Découverte du christianisme
Ses parents étant détachés de toute pratique religieuses, c’est sous l’influence de camarades de classe qu’elle décide, en 1921, de faire sa confirmation dans l’Église luthérienne d’Alsace-Lorraine, où elle avait été baptisée. Vers l’âge de seize ans, elle adhère à la Fédération universelle des associations chrétiennes d’étudiants (FUACE), où elle côtoie des personnalités protestantes comme Suzanne de Dietrich et le pasteur Marc Boegner. Après son baccalauréat, elle s’inscrit à la faculté de philosophie de Strasbourg, où elle a pour condisciple le futur philosophe Emmanuel Levinas.
Vers l'orthodoxie
Lorsque, en 1927, la faculté de théologie protestante de Strasbourg ouvre ses portes à des étudiantes, elle s’y inscrit. Elle y rencontre deux étudiants russes. L’un d’entre eux est le futur écrivain et philosophe Paul Fidler (1900-1983). Il lui fait connaître la philosophie religieuse russe du XIXe siècle, en particulier le théologien Alexis Khomiakov, qui avait entretenu un dialogue avec des théologiens protestants, et dont la théorie de la sobornost (qui voit l’unité ecclésiale libre accord des consciences dans la foi et l’amour) suscite l’enthousiasme de la jeune étudiante[2].

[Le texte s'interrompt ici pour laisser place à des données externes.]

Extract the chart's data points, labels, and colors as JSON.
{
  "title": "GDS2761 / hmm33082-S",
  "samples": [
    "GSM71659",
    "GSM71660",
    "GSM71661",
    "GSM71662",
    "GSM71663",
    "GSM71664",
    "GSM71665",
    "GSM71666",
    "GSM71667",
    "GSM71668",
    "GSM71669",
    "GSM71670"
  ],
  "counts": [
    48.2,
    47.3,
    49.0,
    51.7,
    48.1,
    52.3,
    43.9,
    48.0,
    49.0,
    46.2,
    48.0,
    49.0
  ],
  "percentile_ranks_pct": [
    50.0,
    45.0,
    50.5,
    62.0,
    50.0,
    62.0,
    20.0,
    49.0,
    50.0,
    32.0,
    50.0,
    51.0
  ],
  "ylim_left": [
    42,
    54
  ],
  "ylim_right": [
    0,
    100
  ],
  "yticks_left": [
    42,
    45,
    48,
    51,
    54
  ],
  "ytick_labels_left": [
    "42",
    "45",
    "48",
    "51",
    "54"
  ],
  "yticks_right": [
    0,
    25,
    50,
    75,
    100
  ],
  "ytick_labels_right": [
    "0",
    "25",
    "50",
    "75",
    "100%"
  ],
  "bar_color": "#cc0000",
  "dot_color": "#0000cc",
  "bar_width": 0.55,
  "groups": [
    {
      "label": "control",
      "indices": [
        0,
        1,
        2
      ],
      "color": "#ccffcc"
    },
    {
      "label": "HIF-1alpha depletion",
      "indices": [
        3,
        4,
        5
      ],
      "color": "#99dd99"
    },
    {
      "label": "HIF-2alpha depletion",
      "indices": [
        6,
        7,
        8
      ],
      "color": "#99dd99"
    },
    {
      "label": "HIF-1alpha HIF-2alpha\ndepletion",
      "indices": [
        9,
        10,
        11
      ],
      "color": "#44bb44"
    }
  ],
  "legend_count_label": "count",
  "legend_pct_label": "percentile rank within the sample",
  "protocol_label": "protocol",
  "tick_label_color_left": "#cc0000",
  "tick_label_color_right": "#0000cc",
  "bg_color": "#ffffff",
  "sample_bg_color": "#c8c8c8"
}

Au printemps 1928, ses amis russes l’invitent à vivre, à Paris, la nuit de Pâques orthodoxe, célébrée à l’église Saint-Serge par le père Serge Boulgakov. Les matines de la Résurrection l’impressionnent fortement et lui donnent envie d’approfondir sa connaissance de l’Église orthodoxe. Elle décide alors de se rapprocher du milieu orthodoxe en continuant ses études de théologie à la faculté de théologie protestante de Paris.
D'autre part, ses amis l’introduisent dans le milieu de l’émigration russe, où elle rencontre notamment Paul Evdokimov (qui restera un de ses proches amis), Vladimir Lossky et Eugraphe Kovalevsky (ru). Mais la rencontre décisive est celle du père Lev Gillet, un moine bénédictin reçu dans l’Église orthodoxe quelques mois plus tôt[2], et qui s’active à fonder une paroisse francophone. Fréquentant aussi l’Institut Saint-Serge, elle est fascinée par les cours du père Serge Boulgakov, dont la sophiologie sera le thème d’un de ses premiers articles, publiés dans la Revue d'histoire et de philosophie religieuses de la faculté de théologie protestante de Strasbourg en 1939.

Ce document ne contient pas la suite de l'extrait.